L’Europe doit se détacher de la tutelle américaine. L’Europe doit assurer sa propre défense. Mais pour cela, elle doit aussi renforcer son autonomie stratégique, notamment dans le domaine pharmaceutique. Depuis plusieurs semaines, le grand débat politique tourne autour de cette question: l’Europe doit investir massivement pour se réarmer. Récemment, le sujet a pris une nouvelle dimension avec l’appel commun de onze ministres européens de la Santé, plaidant pour un réarmement du continent… mais cette fois, avec des fabricants de médicaments.
Le titre de leur tribune est sans équivoque: «La dangereuse dépendance de l'Europe dans le domaine des médicaments est le talon d'Achille de sa stratégie de défense ». Dans cet appel, les ministres alertent sur l’extrême vulnérabilité du continent, trop dépendant des importations pharmaceutiques, ce qui constitue une faille majeure en cas de conflit.
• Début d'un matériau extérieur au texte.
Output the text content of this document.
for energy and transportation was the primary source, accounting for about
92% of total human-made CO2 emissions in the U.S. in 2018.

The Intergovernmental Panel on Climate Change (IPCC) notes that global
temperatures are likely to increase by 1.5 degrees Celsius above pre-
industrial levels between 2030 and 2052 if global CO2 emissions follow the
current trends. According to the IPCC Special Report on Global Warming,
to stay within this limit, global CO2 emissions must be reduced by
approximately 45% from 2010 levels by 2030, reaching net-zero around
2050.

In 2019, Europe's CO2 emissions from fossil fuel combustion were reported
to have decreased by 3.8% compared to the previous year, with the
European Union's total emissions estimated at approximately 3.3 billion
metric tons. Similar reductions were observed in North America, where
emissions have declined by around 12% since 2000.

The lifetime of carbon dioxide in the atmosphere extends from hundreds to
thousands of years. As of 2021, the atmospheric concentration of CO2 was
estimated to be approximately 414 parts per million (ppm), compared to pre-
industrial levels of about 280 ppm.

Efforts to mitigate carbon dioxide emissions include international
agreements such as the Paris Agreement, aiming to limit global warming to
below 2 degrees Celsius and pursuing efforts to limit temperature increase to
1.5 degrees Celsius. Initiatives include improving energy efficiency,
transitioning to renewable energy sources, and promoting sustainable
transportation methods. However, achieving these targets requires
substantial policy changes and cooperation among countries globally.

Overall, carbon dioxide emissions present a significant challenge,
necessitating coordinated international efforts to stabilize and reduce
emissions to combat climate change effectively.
Parmi les signataires figurent Karl Lauterbach (Allemagne), Mónica García Gómez (Espagne) et Frank Vandenbroucke (vice-premier ministre de Belgique).
- Frank Vandenbroucke, Vlastimil Valek, Spyridon-Adonis Georgiadis, Hosam Abu Meri, Mónica García Gómez, Karl Lauterbach, Ana Paula Martins, Riina Sikkut, Marija Jakubauskienė, Valentina Prevolnik Rupel, Michael Damianos: «Europe’s dangerous medicine dependency is the Achilles heel of its defence strategy», dans: «Euronews», 9 mars 2025.
Pour illustrer ce risque, ils prennent l’exemple des antibiotiques: «Imaginez que la chaîne d'approvisionnement en antibiotiques soit interrompue en pleine escalade militaire. Ce n'est pas un scénario irréaliste. Actuellement, 80 à 90% des antibiotiques mondiaux sont produits en Asie, principalement en Chine. Sans ces médicaments essentiels, des interventions chirurgicales de routine pourraient devenir des procédures à haut risque, et des infections facilement traitables pourraient devenir fatales.»
Il serait facile pour des acteurs étrangers de profiter de cette dépendance pour saboter la capacité de défense de l'Europe. Car «sans antibiotiques, nos systèmes de santé s'effondreraient rapidement».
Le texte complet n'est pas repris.